Nous sera-t-il permis de dire, ici, que notre carrière maritime nous avait mis à même, à l'âge de vingt-deux ans, de visiter le sol des quatre parties du monde, que, lors de l'expédition de Saint-Domingue ordonnée, en 1802, et qui fut suivie de tant de calamités, nous avons aussi parcouru les lieux gouvernés, trois cents ans auparavant, par Behechio. Hélas! dans les temps agités du séjour que nous y fîmes, retrouver rien qui pût nous rappeler ce cacique et son aimable sœur, était de toute impossibilité! Nous n'en avons pas moins jeté aux vents les doux noms d'Anacoana et de l'Adelantado, mais à peine si les échos attristés de contrées alors si bouleversées, purent seulement les répéter!

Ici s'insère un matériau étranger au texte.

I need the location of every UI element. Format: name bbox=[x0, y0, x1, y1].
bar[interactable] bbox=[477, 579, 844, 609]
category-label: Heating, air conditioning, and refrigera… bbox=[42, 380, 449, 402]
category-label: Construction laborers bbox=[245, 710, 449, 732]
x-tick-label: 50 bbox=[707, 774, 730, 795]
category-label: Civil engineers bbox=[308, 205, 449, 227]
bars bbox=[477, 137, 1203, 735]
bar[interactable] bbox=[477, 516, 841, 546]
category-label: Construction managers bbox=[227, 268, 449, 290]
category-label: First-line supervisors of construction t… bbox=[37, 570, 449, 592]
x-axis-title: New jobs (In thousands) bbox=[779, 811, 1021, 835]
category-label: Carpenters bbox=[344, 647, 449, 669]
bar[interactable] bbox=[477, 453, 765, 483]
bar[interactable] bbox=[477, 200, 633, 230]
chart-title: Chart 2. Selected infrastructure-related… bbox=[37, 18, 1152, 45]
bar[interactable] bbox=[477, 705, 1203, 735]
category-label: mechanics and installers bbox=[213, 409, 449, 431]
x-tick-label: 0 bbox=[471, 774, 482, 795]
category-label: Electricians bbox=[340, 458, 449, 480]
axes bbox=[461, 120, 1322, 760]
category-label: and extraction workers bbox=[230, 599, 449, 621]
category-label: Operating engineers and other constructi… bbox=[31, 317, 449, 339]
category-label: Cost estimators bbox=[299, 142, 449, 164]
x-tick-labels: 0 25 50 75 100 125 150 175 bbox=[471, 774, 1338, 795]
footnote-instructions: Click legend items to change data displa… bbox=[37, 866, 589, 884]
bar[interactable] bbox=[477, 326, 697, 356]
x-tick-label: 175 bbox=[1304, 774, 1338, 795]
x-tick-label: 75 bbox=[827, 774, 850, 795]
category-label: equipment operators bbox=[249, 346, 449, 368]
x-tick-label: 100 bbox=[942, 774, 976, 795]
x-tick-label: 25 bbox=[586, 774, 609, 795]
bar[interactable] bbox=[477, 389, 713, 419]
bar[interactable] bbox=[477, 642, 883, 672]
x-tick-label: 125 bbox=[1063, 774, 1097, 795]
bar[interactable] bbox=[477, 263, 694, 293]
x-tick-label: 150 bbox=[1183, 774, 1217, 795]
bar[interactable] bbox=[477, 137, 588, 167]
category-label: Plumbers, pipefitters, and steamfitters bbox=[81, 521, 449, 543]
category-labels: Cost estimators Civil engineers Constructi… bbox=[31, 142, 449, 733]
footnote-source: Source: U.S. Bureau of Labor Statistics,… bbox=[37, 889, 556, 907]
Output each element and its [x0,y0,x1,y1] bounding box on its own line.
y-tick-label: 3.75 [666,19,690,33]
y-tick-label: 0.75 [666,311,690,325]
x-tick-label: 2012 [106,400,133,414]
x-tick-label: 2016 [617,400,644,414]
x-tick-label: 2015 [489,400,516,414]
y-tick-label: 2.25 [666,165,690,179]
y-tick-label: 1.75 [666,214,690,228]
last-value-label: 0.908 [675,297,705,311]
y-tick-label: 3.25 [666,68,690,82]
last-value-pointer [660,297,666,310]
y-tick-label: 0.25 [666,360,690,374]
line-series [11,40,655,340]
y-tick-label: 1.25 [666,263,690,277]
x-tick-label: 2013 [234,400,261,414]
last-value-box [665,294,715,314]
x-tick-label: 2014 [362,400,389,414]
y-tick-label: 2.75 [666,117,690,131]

Pendant que par cet heureux mélange de vigueur, de modération, de justice, de prudence et d'abnégation, le frère de Colomb apaisait les insurrections, gagnait des amis à la cause espagnole, et travaillait à la colonisation de cette île magnifique sur la meilleure base possible, les factions fermentaient à Isabella, et elles s'y développaient sous l'influence d'un nommé Francisco Roldan, que la protection du vice-roi avait progressivement élevé au rang d'alcade-major ou de chef de la justice dans la colonie. Quand Colomb partit pour détruire, par sa présence, les imputations d'Aguado, Roldan crut que son crédit n'y résisterait pas, et il voulut profiter de cette chute présumée. Il chercha donc à préparer son avènement au pouvoir suprême dans la colonie en annonçant, comme chose certaine, la disgrâce prochaine du vice-roi, en critiquant tous ses actes, et en représentant ses frères comme des parvenus, comme des étrangers qui ne pouvaient porter aucun intérêt au bien du pays, qui même, se servaient des Espagnols pour les surcharger de travaux, et pour faire bâtir, par leurs mains, des forteresses, afin de s'y mettre en sûreté, eux et les richesses qu'ils extorquaient des caciques. Lorsque ces idées eurent germé dans les esprits, il ne lui restait plus, pour saisir l'autorité, qu'à faire assassiner l'Adelantado afin de se substituer à sa place; ce fut, en effet, le projet auquel il s'arrêta; mais il fallait une occasion favorable pour l'exécuter, et il était difficile de la trouver avec un homme aussi actif, aussi vigilant que Don Barthélemy.